By Frank Pingue
SOCHI, Russia (Reuters) - The chemistry shared between American twin sisters Monique and Jocelyne Lamoureux may well prove to be the key ingredient to landing the duo matching gold medals at the Sochi Olympics.
The 24-year-old sisters have competed in a variety of sports together from a young age but now they are doing it on the world stage for a U.S. women's ice hockey team chasing their first Olympic gold medal since 1998.
Jocelyne, who is two minutes younger than Monique, set up both her sister's goals in a 9-0 U.S. win over Switzerland on Monday that handed the team a bye to the semi-finals.
"We communicate really well and she just has the knack for hanging out in the quiet areas and I kind've know where she's going to be without having to really focus on making a conscious effort of finding her," Jocelyne told reporters.
"So it's a tribute to playing together pretty much in every sport we've grown up doing."
The Lamoureux sisters' careers have followed very similar paths from playing together on boys' and girls' youth teams, through university and finally for the national team.
Monique began her sporting career by doing gymnastics and dancing with Jocelyne, then moved on to playing high school all-state football in eighth grade.

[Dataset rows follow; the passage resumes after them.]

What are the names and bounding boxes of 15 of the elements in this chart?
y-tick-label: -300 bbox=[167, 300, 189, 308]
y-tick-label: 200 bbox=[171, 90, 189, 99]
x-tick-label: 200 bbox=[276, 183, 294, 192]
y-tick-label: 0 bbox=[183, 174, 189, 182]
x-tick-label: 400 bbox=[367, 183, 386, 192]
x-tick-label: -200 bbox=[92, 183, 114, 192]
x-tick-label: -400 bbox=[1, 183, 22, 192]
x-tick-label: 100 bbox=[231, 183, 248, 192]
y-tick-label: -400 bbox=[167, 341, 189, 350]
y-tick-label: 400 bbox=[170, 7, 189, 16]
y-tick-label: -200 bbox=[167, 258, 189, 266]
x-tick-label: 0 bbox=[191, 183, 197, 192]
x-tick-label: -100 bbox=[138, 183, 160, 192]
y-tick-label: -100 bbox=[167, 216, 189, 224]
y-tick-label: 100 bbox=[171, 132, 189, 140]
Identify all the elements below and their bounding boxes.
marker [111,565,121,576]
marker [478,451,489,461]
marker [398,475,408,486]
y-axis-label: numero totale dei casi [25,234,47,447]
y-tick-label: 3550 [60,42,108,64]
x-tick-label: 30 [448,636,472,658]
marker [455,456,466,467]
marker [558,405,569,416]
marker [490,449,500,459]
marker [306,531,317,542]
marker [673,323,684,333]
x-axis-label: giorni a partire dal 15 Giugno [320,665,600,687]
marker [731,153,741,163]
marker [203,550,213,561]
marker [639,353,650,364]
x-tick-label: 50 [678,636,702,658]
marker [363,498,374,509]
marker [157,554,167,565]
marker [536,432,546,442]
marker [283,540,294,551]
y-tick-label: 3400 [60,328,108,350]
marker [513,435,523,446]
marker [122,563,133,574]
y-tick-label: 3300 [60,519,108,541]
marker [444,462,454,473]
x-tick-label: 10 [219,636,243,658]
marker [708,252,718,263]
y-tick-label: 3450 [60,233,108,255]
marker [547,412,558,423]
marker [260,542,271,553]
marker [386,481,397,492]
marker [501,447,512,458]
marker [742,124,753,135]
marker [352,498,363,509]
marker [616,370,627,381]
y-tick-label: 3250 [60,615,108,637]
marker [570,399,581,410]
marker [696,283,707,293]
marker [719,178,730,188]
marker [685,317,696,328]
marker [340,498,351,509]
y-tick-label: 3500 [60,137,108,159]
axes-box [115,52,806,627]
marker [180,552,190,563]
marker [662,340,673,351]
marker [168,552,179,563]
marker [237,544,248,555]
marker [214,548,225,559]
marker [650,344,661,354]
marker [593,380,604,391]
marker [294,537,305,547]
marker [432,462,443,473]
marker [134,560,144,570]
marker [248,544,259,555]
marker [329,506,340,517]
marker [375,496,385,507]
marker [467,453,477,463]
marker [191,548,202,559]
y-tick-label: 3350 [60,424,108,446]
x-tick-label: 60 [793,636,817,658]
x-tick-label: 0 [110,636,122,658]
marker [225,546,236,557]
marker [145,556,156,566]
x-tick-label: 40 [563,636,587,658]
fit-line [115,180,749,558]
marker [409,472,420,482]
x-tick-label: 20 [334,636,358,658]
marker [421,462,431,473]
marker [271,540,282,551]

It was their brothers who guided the sisters to the ice.
In what looks like a display of twin telepathy, the sisters have a way of rattling opposing defenses and goalies with no-look passes.
In Wednesday's game, Jocelyn was digging the puck out of the corners while Monique was calmly hanging around the front of the net, seemingly knowing her sister would send the puck her way.
"It's awesome. Honestly both goals were a product of Jocelyn and (linemate Meghan Duggan) working the puck down low really well and me just finding the open spot in front," said Monique. "My success is totally reflected on them and how well they were doing in the corners.
"Obviously growing up together we played on all the same teams, had all the same coaches and we know how to read off each other better than everybody else we've ever played with."